What resonates most for me about these stories is, first, the voices and, second, the rhythm.
The voices seem so believably right. The title story, “Gorilla, My Love,” is told by a young girl (Hazel) who feels betrayed by the adults in her world. She goes with her brothers to see a film she thinks will be a gorilla movie (perhaps like King Kong, but even better), but is furious to find out she (and the entire audience of rowdy kids) has been tricked. “So the movie come on,” the narrator says, “and right away it’s this churchy music and clearly not about no gorilla. Bout Jesus. And I am ready to kill, not cause I got anything gainst Jesus. Just that when you fixed to watch a gorilla picture you don’t wanna get messed around with Sunday School stuff.” She and her brothers—and the whole audience—start a little popcorn-and-kicking riot, the harmless kind of tantrum one is inclined to throw in the face of powerlessness and betrayal.
Layered in an around this narrative is the story of the narrator’s loss of her Hunca Bubba, who gets married and starts going by his full proper Christian name (Johnathan Winston Vale). He’d promised, probably jokingly, to marry the narrator when she grew up, and was always the adult she could count on for friendship and understanding. Suddenly, he’s gone deep into the adult world and she’s left on the outside. Hazel has nobody but the other kids, all of them feeling the sting of the things adults promise but don’t really mean.
Every narrator’s voice feels true in this way, pulsing with the character’s needs, passions, anger.
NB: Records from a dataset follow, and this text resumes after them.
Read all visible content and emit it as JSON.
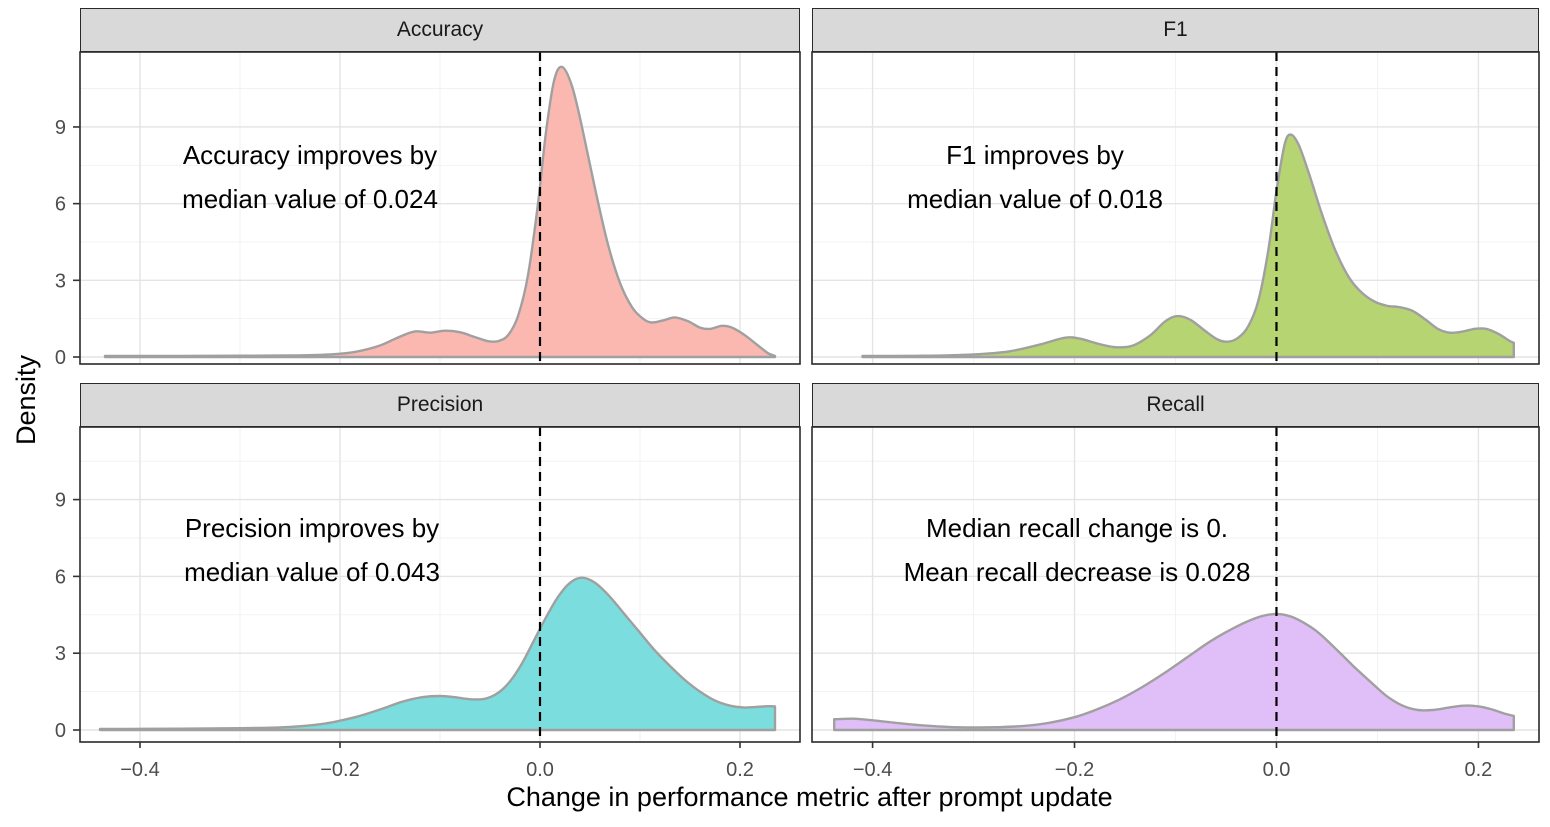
{
  "axes": {
    "x_title": "Change in performance metric after prompt update",
    "y_title": "Density",
    "x_tick_labels": [
      "−0.4",
      "−0.2",
      "0.0",
      "0.2"
    ],
    "x_tick_values": [
      -0.4,
      -0.2,
      0.0,
      0.2
    ],
    "x_minor_values": [
      -0.3,
      -0.1,
      0.1
    ],
    "y_tick_labels": [
      "0",
      "3",
      "6",
      "9"
    ],
    "y_tick_values": [
      0,
      3,
      6,
      9
    ],
    "y_minor_values": [
      1.5,
      4.5,
      7.5,
      10.5
    ]
  },
  "style": {
    "panel_background": "#FFFFFF",
    "panel_border": "#2A2A2A",
    "strip_background": "#D9D9D9",
    "grid_major": "#E4E4E4",
    "grid_minor": "#F1F1F1",
    "curve_outline": "#A0A0A0",
    "reference_line": "#000000",
    "tick_mark": "#333333",
    "tick_label": "#4D4D4D",
    "text": "#000000"
  },
  "chart_data": {
    "type": "area",
    "subtype": "faceted-kernel-density",
    "title": "",
    "xlabel": "Change in performance metric after prompt update",
    "ylabel": "Density",
    "x_range": [
      -0.46,
      0.26
    ],
    "x_ticks": [
      -0.4,
      -0.2,
      0.0,
      0.2
    ],
    "y_ticks": [
      0,
      3,
      6,
      9
    ],
    "grid": "major-and-minor",
    "legend": "none",
    "reference_line": {
      "x": 0,
      "style": "dashed"
    },
    "facets": [
      {
        "label": "Accuracy",
        "fill": "#FAB8B1",
        "annotation_line1": "Accuracy improves by",
        "annotation_line2": "median value of 0.024",
        "median_change": 0.024,
        "density_points": [
          [
            -0.435,
            0.04
          ],
          [
            -0.36,
            0.04
          ],
          [
            -0.3,
            0.05
          ],
          [
            -0.25,
            0.06
          ],
          [
            -0.21,
            0.1
          ],
          [
            -0.185,
            0.2
          ],
          [
            -0.16,
            0.45
          ],
          [
            -0.14,
            0.8
          ],
          [
            -0.125,
            1.0
          ],
          [
            -0.11,
            0.95
          ],
          [
            -0.095,
            1.03
          ],
          [
            -0.08,
            0.97
          ],
          [
            -0.065,
            0.78
          ],
          [
            -0.052,
            0.62
          ],
          [
            -0.042,
            0.62
          ],
          [
            -0.032,
            0.85
          ],
          [
            -0.022,
            1.6
          ],
          [
            -0.012,
            3.2
          ],
          [
            -0.002,
            6.0
          ],
          [
            0.006,
            8.8
          ],
          [
            0.014,
            10.8
          ],
          [
            0.022,
            11.35
          ],
          [
            0.032,
            10.6
          ],
          [
            0.042,
            9.0
          ],
          [
            0.055,
            6.6
          ],
          [
            0.068,
            4.4
          ],
          [
            0.08,
            2.9
          ],
          [
            0.092,
            1.95
          ],
          [
            0.103,
            1.5
          ],
          [
            0.112,
            1.35
          ],
          [
            0.125,
            1.45
          ],
          [
            0.135,
            1.55
          ],
          [
            0.148,
            1.4
          ],
          [
            0.16,
            1.15
          ],
          [
            0.17,
            1.1
          ],
          [
            0.182,
            1.22
          ],
          [
            0.192,
            1.15
          ],
          [
            0.205,
            0.85
          ],
          [
            0.218,
            0.45
          ],
          [
            0.228,
            0.15
          ],
          [
            0.235,
            0.04
          ]
        ]
      },
      {
        "label": "F1",
        "fill": "#B6D472",
        "annotation_line1": "F1 improves by",
        "annotation_line2": "median value of 0.018",
        "median_change": 0.018,
        "density_points": [
          [
            -0.41,
            0.04
          ],
          [
            -0.35,
            0.05
          ],
          [
            -0.3,
            0.1
          ],
          [
            -0.265,
            0.22
          ],
          [
            -0.235,
            0.48
          ],
          [
            -0.21,
            0.75
          ],
          [
            -0.195,
            0.72
          ],
          [
            -0.175,
            0.5
          ],
          [
            -0.158,
            0.38
          ],
          [
            -0.142,
            0.45
          ],
          [
            -0.125,
            0.85
          ],
          [
            -0.11,
            1.4
          ],
          [
            -0.098,
            1.6
          ],
          [
            -0.085,
            1.45
          ],
          [
            -0.07,
            1.0
          ],
          [
            -0.058,
            0.68
          ],
          [
            -0.048,
            0.6
          ],
          [
            -0.038,
            0.75
          ],
          [
            -0.028,
            1.2
          ],
          [
            -0.018,
            2.2
          ],
          [
            -0.008,
            4.2
          ],
          [
            0.0,
            6.5
          ],
          [
            0.008,
            8.3
          ],
          [
            0.014,
            8.7
          ],
          [
            0.022,
            8.3
          ],
          [
            0.032,
            7.2
          ],
          [
            0.045,
            5.6
          ],
          [
            0.058,
            4.2
          ],
          [
            0.072,
            3.1
          ],
          [
            0.085,
            2.5
          ],
          [
            0.098,
            2.15
          ],
          [
            0.11,
            2.0
          ],
          [
            0.122,
            1.95
          ],
          [
            0.135,
            1.8
          ],
          [
            0.148,
            1.45
          ],
          [
            0.16,
            1.1
          ],
          [
            0.172,
            0.95
          ],
          [
            0.185,
            1.0
          ],
          [
            0.196,
            1.1
          ],
          [
            0.208,
            1.1
          ],
          [
            0.22,
            0.9
          ],
          [
            0.23,
            0.65
          ],
          [
            0.235,
            0.55
          ]
        ]
      },
      {
        "label": "Precision",
        "fill": "#7CDDDE",
        "annotation_line1": "Precision improves by",
        "annotation_line2": "median value of 0.043",
        "median_change": 0.043,
        "density_points": [
          [
            -0.44,
            0.04
          ],
          [
            -0.36,
            0.05
          ],
          [
            -0.3,
            0.07
          ],
          [
            -0.25,
            0.12
          ],
          [
            -0.215,
            0.25
          ],
          [
            -0.185,
            0.5
          ],
          [
            -0.16,
            0.8
          ],
          [
            -0.138,
            1.1
          ],
          [
            -0.118,
            1.28
          ],
          [
            -0.1,
            1.33
          ],
          [
            -0.085,
            1.28
          ],
          [
            -0.07,
            1.2
          ],
          [
            -0.055,
            1.22
          ],
          [
            -0.042,
            1.45
          ],
          [
            -0.03,
            1.9
          ],
          [
            -0.018,
            2.6
          ],
          [
            -0.006,
            3.5
          ],
          [
            0.006,
            4.4
          ],
          [
            0.018,
            5.2
          ],
          [
            0.03,
            5.75
          ],
          [
            0.042,
            5.95
          ],
          [
            0.055,
            5.75
          ],
          [
            0.07,
            5.2
          ],
          [
            0.085,
            4.5
          ],
          [
            0.1,
            3.8
          ],
          [
            0.115,
            3.1
          ],
          [
            0.13,
            2.5
          ],
          [
            0.145,
            1.95
          ],
          [
            0.16,
            1.5
          ],
          [
            0.175,
            1.15
          ],
          [
            0.19,
            0.95
          ],
          [
            0.203,
            0.88
          ],
          [
            0.216,
            0.9
          ],
          [
            0.228,
            0.93
          ],
          [
            0.235,
            0.92
          ]
        ]
      },
      {
        "label": "Recall",
        "fill": "#E0BEF8",
        "annotation_line1": "Median recall change is 0.",
        "annotation_line2": "Mean recall decrease is 0.028",
        "median_change": 0,
        "mean_change": -0.028,
        "density_points": [
          [
            -0.438,
            0.42
          ],
          [
            -0.42,
            0.44
          ],
          [
            -0.4,
            0.38
          ],
          [
            -0.375,
            0.27
          ],
          [
            -0.35,
            0.18
          ],
          [
            -0.325,
            0.12
          ],
          [
            -0.3,
            0.1
          ],
          [
            -0.275,
            0.11
          ],
          [
            -0.25,
            0.16
          ],
          [
            -0.225,
            0.28
          ],
          [
            -0.2,
            0.5
          ],
          [
            -0.178,
            0.8
          ],
          [
            -0.155,
            1.2
          ],
          [
            -0.132,
            1.7
          ],
          [
            -0.11,
            2.25
          ],
          [
            -0.088,
            2.85
          ],
          [
            -0.066,
            3.45
          ],
          [
            -0.044,
            3.95
          ],
          [
            -0.022,
            4.35
          ],
          [
            -0.005,
            4.52
          ],
          [
            0.008,
            4.5
          ],
          [
            0.022,
            4.3
          ],
          [
            0.04,
            3.85
          ],
          [
            0.058,
            3.2
          ],
          [
            0.076,
            2.5
          ],
          [
            0.094,
            1.85
          ],
          [
            0.11,
            1.3
          ],
          [
            0.125,
            0.95
          ],
          [
            0.14,
            0.78
          ],
          [
            0.155,
            0.78
          ],
          [
            0.17,
            0.87
          ],
          [
            0.185,
            0.95
          ],
          [
            0.198,
            0.93
          ],
          [
            0.212,
            0.82
          ],
          [
            0.225,
            0.65
          ],
          [
            0.235,
            0.55
          ]
        ]
      }
    ]
  }
}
But it’s not a bitter collection in the least. It feels wistful. It feels true. It’s sometimes funny with a gentle, kind humor (the kind that doesn’t have to knock anybody down to make its mark).
As for the rhythm, I don’t simply mean the rhythm of the prose itself—though that is beautifully done. I remember when I was studying writing in college, and someone suggested to me that the major concern of poetry was at the level of the sentence and language, but the major concern of fiction was at the level of concept and story. I still think that’s wrong—good poets and good fiction-writers should always be concerned with both the big picture and the details. The best fiction writers, I think, compose every line of prose as if it were a line of poetry, that carefully. In Gorilla, My Love, words matter.
What I mean by “rhythm” is both the language-level rhythm (which, here, is masterful) and the ig-picture rhythm. Each story opens, build and closes in a sigh or a scream. The stories of the collection build upon one another to make a greater picture, so that the final story, “The Johnson Girls,” takes some of its effect from the momentum built by the stories that came before it. The last line—“’Right,’ say Gail, and lights my cigarette”—doesn’t sound particularly important until you’ve been carried to it by the story, by the whole book. Ending the collection on this line, then gives it extra weight, and I usually break into tears at the resignation it suggests.
I mean, you kinda have to be there (read it) to get it.